Microsoft Research India Theory Day 2008

Microsoft Research India (MSR) Theory Day 2008 featured a one-day workshop on Theoretical Computer Science, jointly organized by Microsoft Research India and the Indian Institute of Science (IIsc), Bangalore.

MSR India Theory Day 2008 consisted of a day of research talks by eminent researchers in Theoretical Computer Science – László Lovász, Manindra Agrawal, P.S. Thiagarajan and Vijay Vazirani. There were talks by researchers from MSR India - Manik Varma and Aditya Nori. The talks were intended to expose the audience to recent research advances and inspire young researchers, as well as stimulate new directions in research in this field.
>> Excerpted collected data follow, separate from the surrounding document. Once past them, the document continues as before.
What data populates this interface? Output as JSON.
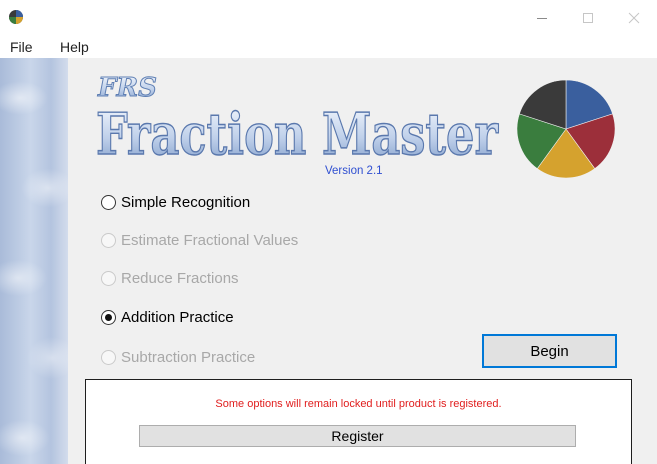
{
  "window": {
    "icon": "pie-app-icon",
    "controls": [
      "minimize-icon",
      "maximize-icon",
      "close-icon"
    ]
  },
  "menu": {
    "items": [
      {
        "label": "File"
      },
      {
        "label": "Help"
      }
    ]
  },
  "header": {
    "brand": "FRS",
    "title": "Fraction Master",
    "version": "Version 2.1",
    "pie_colors": [
      "#3a5f9e",
      "#9c2f3a",
      "#d5a22e",
      "#3a7d3e",
      "#3a3a3a"
    ]
  },
  "options": [
    {
      "label": "Simple Recognition",
      "enabled": true,
      "selected": false
    },
    {
      "label": "Estimate Fractional Values",
      "enabled": false,
      "selected": false
    },
    {
      "label": "Reduce Fractions",
      "enabled": false,
      "selected": false
    },
    {
      "label": "Addition Practice",
      "enabled": true,
      "selected": true
    },
    {
      "label": "Subtraction Practice",
      "enabled": false,
      "selected": false
    }
  ],
  "actions": {
    "begin_label": "Begin"
  },
  "registration": {
    "message": "Some options will remain locked until product is registered.",
    "button_label": "Register"
  },
  "colors": {
    "accent": "#0078d7",
    "warning_text": "#e01d1d",
    "disabled_text": "#a8a8a8"
  }
}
The talks were also of great value to faculty and established researchers as a first-hand update.

# Speakers

László Lovász, Eotvos Lorand University
P.S. Thiagarajan, National University of Singapore
Manik Varma, Microsoft Research India
Manindra Agrawal, Indian Institute of Technology Kanpur
Vijay V. Vazirani, Georgia Institute of Technology

# Organizing Committee

Ravi Kannan, Microsoft Research India
Satya Lokam, Microsoft Research India
G. Rangarajan, Indian Institute of Science

# Talk Abstracts

Some mathematics behind graph property testing - László Lovász

Graph property testing is the third reincarnation of the same general question, after statistics and learning theory. In its simplest form, we have a huge graph (we don't even know its size), and we draw a sample of the node set of bounded size. What properties of the graph can be deduced from this sample?

Ther graph property testing model was first introduced by Goldreich, Goldwasser and Ron (but related questions were considered before). In the context of dense graphs, a very general result is due to Alon and Shapira, who proved that every hereditary graph property is testable.
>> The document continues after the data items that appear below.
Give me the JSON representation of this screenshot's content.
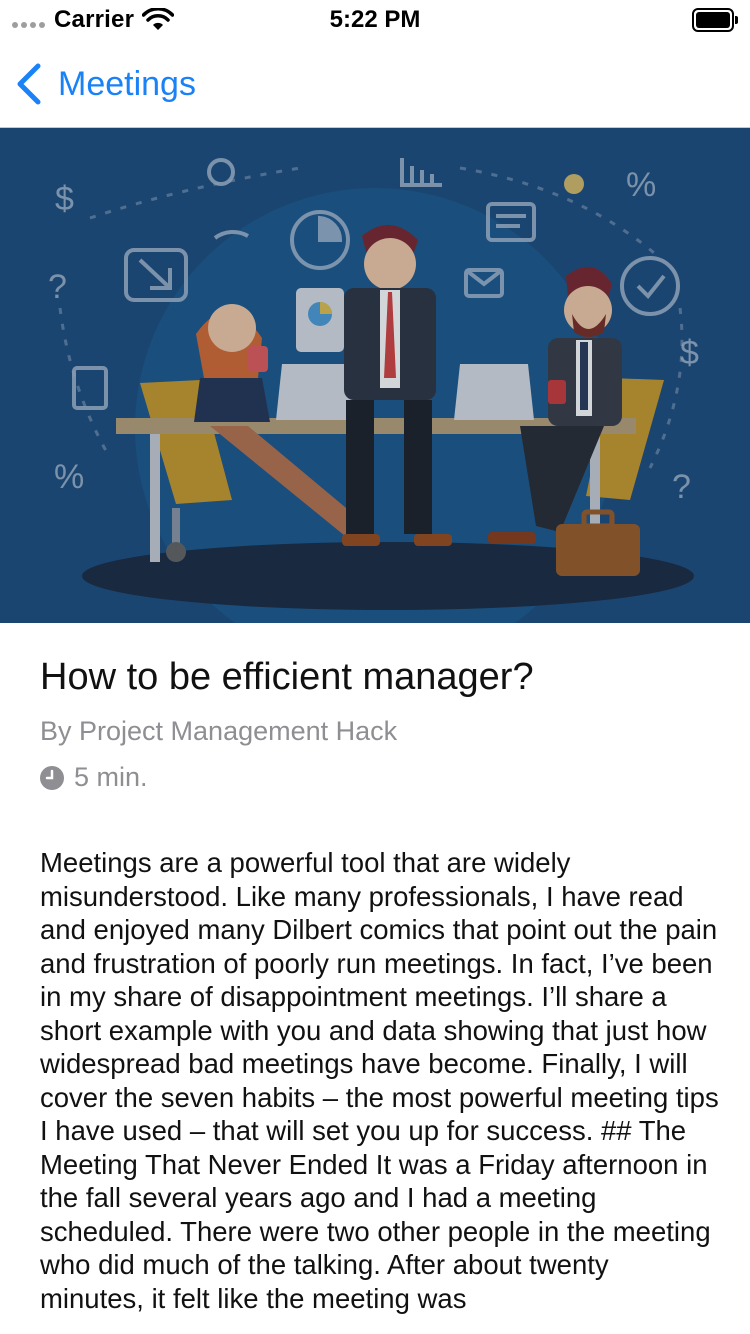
{
  "status_bar": {
    "carrier": "Carrier",
    "time": "5:22 PM"
  },
  "nav": {
    "back_label": "Meetings",
    "accent_color": "#1a82f7"
  },
  "hero": {
    "icon": "team-meeting-illustration"
  },
  "article": {
    "title": "How to be efficient manager?",
    "author": "By Project Management Hack",
    "read_time": "5 min.",
    "body": "Meetings are a powerful tool that are widely misunderstood. Like many professionals, I have read and enjoyed many Dilbert comics that point out the pain and frustration of poorly run meetings. In fact, I’ve been in my share of disappointment meetings. I’ll share a short example with you and data showing that just how widespread bad meetings have become. Finally, I will cover the seven habits – the most powerful meeting tips I have used – that will set you up for success.  ## The Meeting That Never Ended  It was a Friday afternoon in the fall several years ago and I had a meeting scheduled. There were two other people in the meeting who did much of the talking. After about twenty minutes, it felt like the meeting was"
  }
}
Using the theory of graph limits, Lovasz and Szegedy defined an analytic version of the (dense) graph property testing problem, which can be formulated as studying an unknown 2-variable symmetric function through sampling from its domain and studying the random graph obtained when using the function values as edge probabilities. This analytic version allows for simpler formulation of the problems, and leads to various characterizations of testable properties. These results can be applied to the original graph-theoretic property testing. In particular, they lead to a new combinatorial characterization of testable graph properties.

We survey these results, along with analogous results for graphs with bounded degree.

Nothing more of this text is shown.